There was no conductor. Concertmaster Jakob Lehrmann kept the orchestra together while keyboardist Rachelle Jonck gave cues to the singers. With all of the musical traffic that needs to be directed in any opera, this conductorless situation amounts to ‘going commando’ — liberating the cast with a greater responsibility for their own performances, since they’re not having the sense of their every phrase dictated by the conductor. They sang more directly to the audience, and in collaboration (rather than in tandem) with the orchestra. That freedom also allowed them to project the emotions at hand and sell them with the kind of energy that brings us to the theater. In effect, the singers were off the leash.
The audience impact was perhaps more profound thanks to the lack of theatrical illusion. No suspension of disbelief was offered or needed. We weren’t watching some alternate universe where people sing. This was an opera. Somehow the lack of pretense made the inconsequential plot a fairly decent excuse for being with these singers and music. With less division between performers and listeners, we were all in it together.
At first, I missed the sheen of a modern orchestra; soon, I was relieved not to have it. The singers seemed to carry better over the demure gut strings. Winds were more piercing — and had more innate personality. And since this was an era of opera where the theatrical narrative also was obliged to be part of a menu of music, there were moments where the piece takes a break from its own story and lets some of the orchestra members have their own jewel moments.

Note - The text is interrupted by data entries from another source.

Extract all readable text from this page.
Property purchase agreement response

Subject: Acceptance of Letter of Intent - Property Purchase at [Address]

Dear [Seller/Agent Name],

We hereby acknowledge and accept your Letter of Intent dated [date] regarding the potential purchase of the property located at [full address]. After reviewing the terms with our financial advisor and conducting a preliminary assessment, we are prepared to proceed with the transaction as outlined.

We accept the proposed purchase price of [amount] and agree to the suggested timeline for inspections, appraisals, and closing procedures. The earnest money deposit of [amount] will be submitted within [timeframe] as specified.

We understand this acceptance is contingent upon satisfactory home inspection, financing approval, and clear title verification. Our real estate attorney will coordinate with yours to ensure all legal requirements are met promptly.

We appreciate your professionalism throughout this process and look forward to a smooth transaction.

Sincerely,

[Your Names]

Of course, the natural horns dictate their own kind of phrasing. But I particularly loved the way the double-bass tremolos created almost an electric-current effect, heightening tension in any passage where that technique was used. Also interestingly, many recitatives were accompanied only by unaccompanied cello (no keyboard), a practice that was apparently common in many Italian opera houses up until World War I — again, another subtle barrier between the sense of the opera and its listeners was removed. Most important, the phrases consistently lilted. Even tragic moments had a kind buoyancy, and they weren’t less tragic because of it.

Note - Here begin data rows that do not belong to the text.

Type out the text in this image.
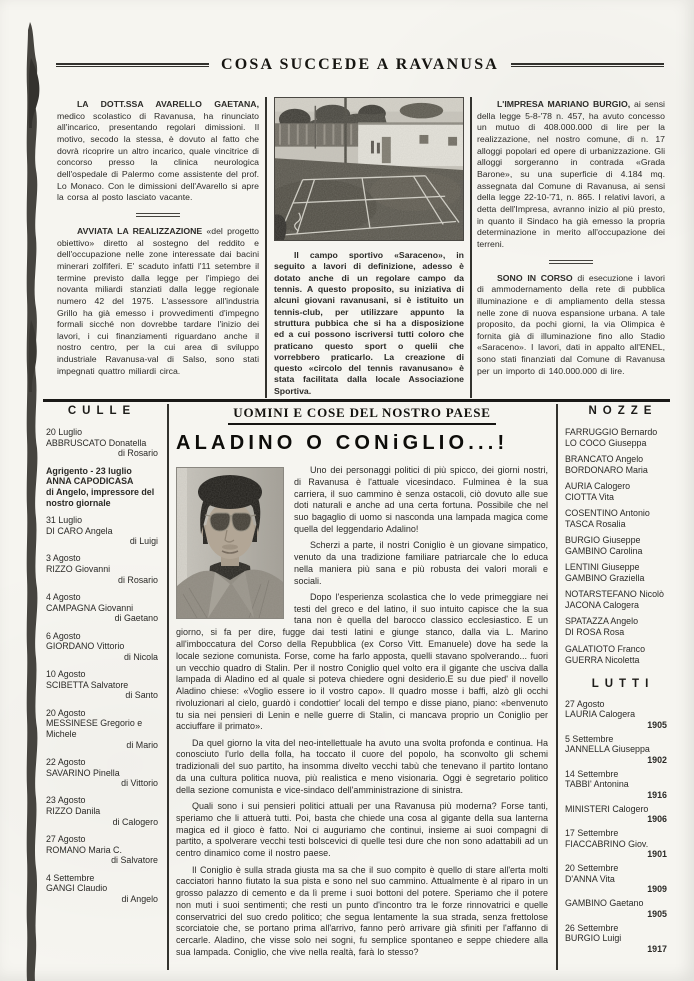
COSA SUCCEDE A RAVANUSA

LA DOTT.SSA AVARELLO GAETANA, medico scolastico di Ravanusa, ha rinunciato all'incarico, presentando regolari dimissioni. Il motivo, secodo la stessa, è dovuto al fatto che dovrà ricoprire un altro incarico, quale vincitrice di concorso presso la clinica neurologica dell'ospedale di Palermo come assistente del prof. Lo Monaco. Con le dimissioni dell'Avarello si apre la corsa al posto lasciato vacante.

AVVIATA LA REALIZZAZIONE «del progetto obiettivo» diretto al sostegno del reddito e dell'occupazione nelle zone interessate dai bacini minerari zolfiferi. E' scaduto infatti l'11 setembre il termine previsto dalla legge per l'impiego dei novanta miliardi stanziati dalla legge regionale numero 42 del 1975. L'assessore all'industria Grillo ha già emesso i provvedimenti d'impegno formali sicché non dovrebbe tardare l'inizio dei lavori, i cui finanziamenti riguardano anche il nostro centro, per la cui area di sviluppo industriale Ravanusa-val di Salso, sono stati impegnati quattro miliardi circa.

Il campo sportivo «Saraceno», in seguito a lavori di definizione, adesso è dotato anche di un regolare campo da tennis. A questo proposito, su iniziativa di alcuni giovani ravanusani, si è istituito un tennis-club, per utilizzare appunto la struttura pubbica che si ha a disposizione ed a cui possono iscriversi tutti coloro che praticano questo sport o quelii che vorrebbero praticarlo. La creazione di questo «circolo del tennis ravanusano» è stata facilitata dalla locale Associazione Sportiva.

L'IMPRESA MARIANO BURGIO, ai sensi della legge 5-8-'78 n. 457, ha avuto concesso un mutuo di 408.000.000 di lire per la realizzazione, nel nostro comune, di n. 17 alloggi popolari ed opere di urbanizzazione. Gli alloggi sorgeranno in contrada «Grada Barone», su una superficie di 4.184 mq. assegnata dal Comune di Ravanusa, ai sensi della legge 22-10-'71, n. 865. I relativi lavori, a detta dell'Impresa, avranno inizio al più presto, in quanto il Sindaco ha già emesso la propria determinazione in merito all'occupazione dei terreni.

SONO IN CORSO di esecuzione i lavori di ammodernamento della rete di pubblica illuminazione e di ampliamento della stessa nelle zone di nuova espansione urbana. A tale proposito, da pochi giorni, la via Olimpica è fornita già di illuminazione fino allo Stadio «Saraceno». I lavori, dati in appalto all'ENEL, sono stati finanziati dal Comune di Ravanusa per un importo di 140.000.000 di lire.

CULLE
20 Luglio
ABBRUSCATO Donatella
di Rosario
Agrigento - 23 luglio
ANNA CAPODICASA
di Angelo, impressore del nostro giornale
31 Luglio
DI CARO Angela
di Luigi
3 Agosto
RIZZO Giovanni
di Rosario
4 Agosto
CAMPAGNA Giovanni
di Gaetano
6 Agosto
GIORDANO Vittorio
di Nicola
10 Agosto
SCIBETTA Salvatore
di Santo
20 Agosto
MESSINESE Gregorio e Michele
di Mario
22 Agosto
SAVARINO Pinella
di Vittorio
23 Agosto
RIZZO Danila
di Calogero
27 Agosto
ROMANO Maria C.
di Salvatore
4 Settembre
GANGI Claudio
di Angelo
UOMINI E COSE DEL NOSTRO PAESE
ALADINO O CONiGLIO...!

Uno dei personaggi politici di più spicco, dei giorni nostri, di Ravanusa è l'attuale vicesindaco. Fulminea è la sua carriera, il suo cammino è senza ostacoli, ciò dovuto alle sue doti naturali e anche ad una certa fortuna. Possibile che nel suo bagaglio di uomo si nasconda una lampada magica come quella del leggendario Adalino!

Scherzi a parte, il nostri Coniglio è un giovane simpatico, venuto da una tradizione familiare patriarcale che lo educa nella maniera più sana e più robusta dei valori morali e sociali.

Dopo l'esperienza scolastica che lo vede primeggiare nei testi del greco e del latino, il suo intuito capisce che la sua tana non è quella del barocco classico ecclesiastico. E un giorno, si fa per dire, fugge dai testi latini e giunge stanco, dalla via L. Marino all'imboccatura del Corso della Repubblica (ex Corso Vitt. Emanuele) dove ha sede la locale sezione comunista. Forse, come ha farlo apposta, quelli stavano spolverando... fuori un vecchio quadro di Stalin. Per il nostro Coniglio quel volto era il gigante che usciva dalla lampada di Aladino ed al quale si poteva chiedere ogni desiderio.E su due pied' il novello Aladino chiese: «Voglio essere io il vostro capo». Il quadro mosse i baffi, alzò gli occhi rivoluzionari al cielo, guardò i condottier' locali del tempo e disse piano, piano: «benvenuto tu sia nei pensieri di Lenin e nelle guerre di Stalin, ci mancava proprio un Coniglio per acciuffare il primato».

Da quel giorno la vita del neo-intellettuale ha avuto una svolta profonda e continua. Ha conosciuto l'urlo della folla, ha toccato il cuore del popolo, ha sconvolto gli schemi tradizionali del suo partito, ha insomma divelto vecchi tabù che tenevano il partito lontano da una cultura politica nuova, più realistica e meno visionaria. Oggi è segretario politico della sezione comunista e vice-sindaco dell'amministrazione di sinistra.

Quali sono i sui pensieri politici attuali per una Ravanusa più moderna? Forse tanti, speriamo che li attuerà tutti. Poi, basta che chiede una cosa al gigante della sua lanterna magica ed il gioco è fatto. Noi ci auguriamo che continui, insieme ai suoi compagni di partito, a spolverare vecchi testi bolscevici di quelle tesi dure che non sono adattabili ad un centro dinamico come il nostro paese.

Il Coniglio è sulla strada giusta ma sa che il suo compito è quello di stare all'erta molti cacciatori hanno fiutato la sua pista e sono nel suo cammino. Attualmente è al riparo in un grosso palazzo di cemento e da lì preme i suoi bottoni del potere. Speriamo che il potere non muti i suoi sentimenti; che resti un punto d'incontro tra le forze rinnovatrici e quelle conservatrici del suo credo politico; che segua lentamente la sua strada, senza frettolose scorciatoie che, se portano prima all'arrivo, fanno però arrivare già sfiniti per l'affanno di cercarle. Aladino, che visse solo nei sogni, fu semplice spontaneo e seppe chiedere alla sua lampada. Coniglio, che vive nella realtà, farà lo stesso?

NOZZE
FARRUGGIO Bernardo
LO COCO Giuseppa
BRANCATO Angelo
BORDONARO Maria
AURIA Calogero
CIOTTA Vita
COSENTINO Antonio
TASCA Rosalia
BURGIO Giuseppe
GAMBINO Carolina
LENTINI Giuseppe
GAMBINO Graziella
NOTARSTEFANO Nicolò
JACONA Calogera
SPATAZZA Angelo
DI ROSA Rosa
GALATIOTO Franco
GUERRA Nicoletta
LUTTI
27 Agosto
LAURIA Calogera
1905
5 Settembre
JANNELLA Giuseppa
1902
14 Settembre
TABBI' Antonina
1916
MINISTERI Calogero
1906
17 Settembre
FIACCABRINO Giov.
1901
20 Settembre
D'ANNA Vita
1909
GAMBINO Gaetano
1905
26 Settembre
BURGIO Luigi
1917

The score thus emerged as mostly top-drawer Rossini. The first step in appreciating that is accepting the music for its highly-formulaic self. Every trick in the book is there. You can hear cadences coming miles away. But this is a score where Rossini was always throwing little curve balls, often in the form of momentary pockets of music that you definitely do not expect. Maybe one or two arias didn’t need to be heard. But who cares, amid such an overall musical panorama?

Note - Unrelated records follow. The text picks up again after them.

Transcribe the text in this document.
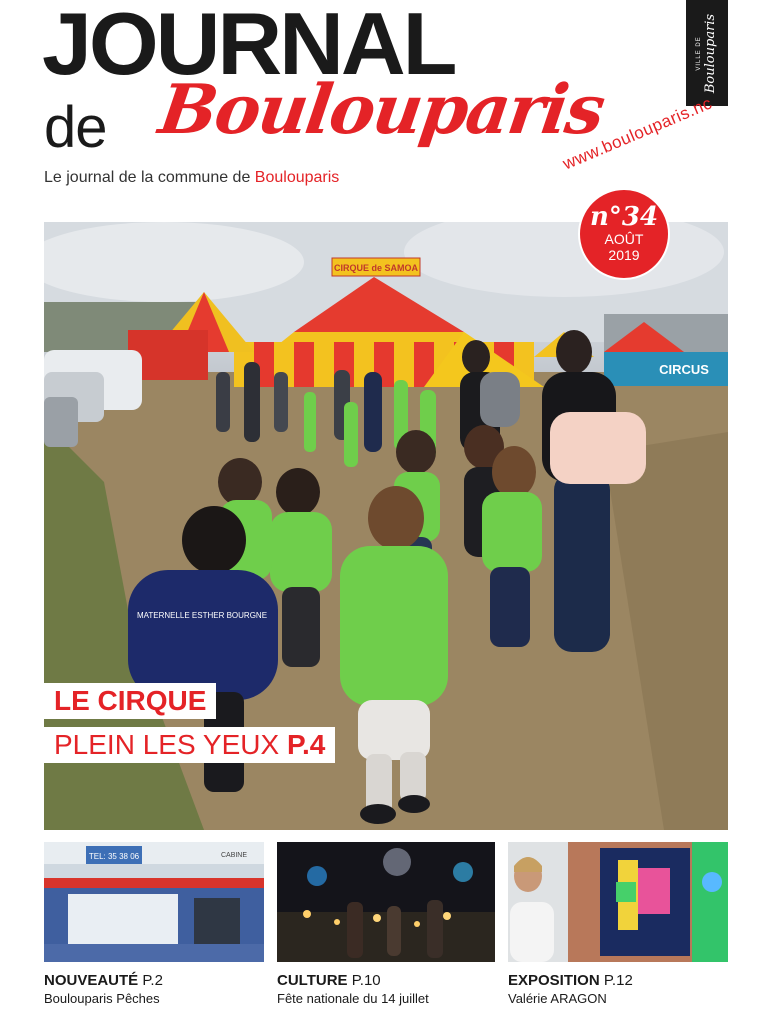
JOURNAL
de Boulouparis
Le journal de la commune de Boulouparis
VILLE DE Boulouparis
www.boulouparis.nc
n°34
AOÛT
2019
CIRQUE de SAMOA
CIRCUS
MATERNELLE ESTHER BOURGNE
LE CIRQUE
PLEIN LES YEUX P.4
TEL: 35 38 06	CABINE
NOUVEAUTÉ P.2
Boulouparis Pêches
CULTURE P.10
Fête nationale du 14 juillet
EXPOSITION P.12
Valérie ARAGON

I haven’t mentioned the singers — all technically and stylistically accomplished — because the plot demands the kind of ensemble performance where it’s hard to single out particular cast members.
So here they are in order of appearance: Hannah Ludwig as Pippo, Christopher Hochstuhl as the magpie (darting around the stage in a sort of mutant frock coat), Allison Gish as Lucia, Rob McGinness as Fabrizio, Alisa Jordheim as Nietta, Spencer Viator as Giannetto, Erik van Heyningen as Fernando, Hans Tashjian as Il Podestà, Samuel Ferreira as Giorgio, Jacob Wright as Antonio, Daniel Fridley as Il Pretore and Peter Warren as Ernesto.
The odd part is that this performance didn’t prompt me to seek out recordings of La Gazza Ladra. What Teatro Nuovo created was a visceral encounter with the opera that might not translate to CD or DVD. This piece was written to be experienced live, not examined under a microscope — though a certain type of microscopic consideration was no doubt necessary for Crutchfield to arrive at this performance.
Carlo says
Glimmerglass Opera did a fully staged performances of La Gazza Ladra 2-3 years ago with full orchestra. It opened my eyes (and ears) to a brilliant opera.
Ana Cervantes says
Brilliant and compelling review, about this performance in particular and, more broadly, about performance of opera of this epoch in general. ¡BRAVO!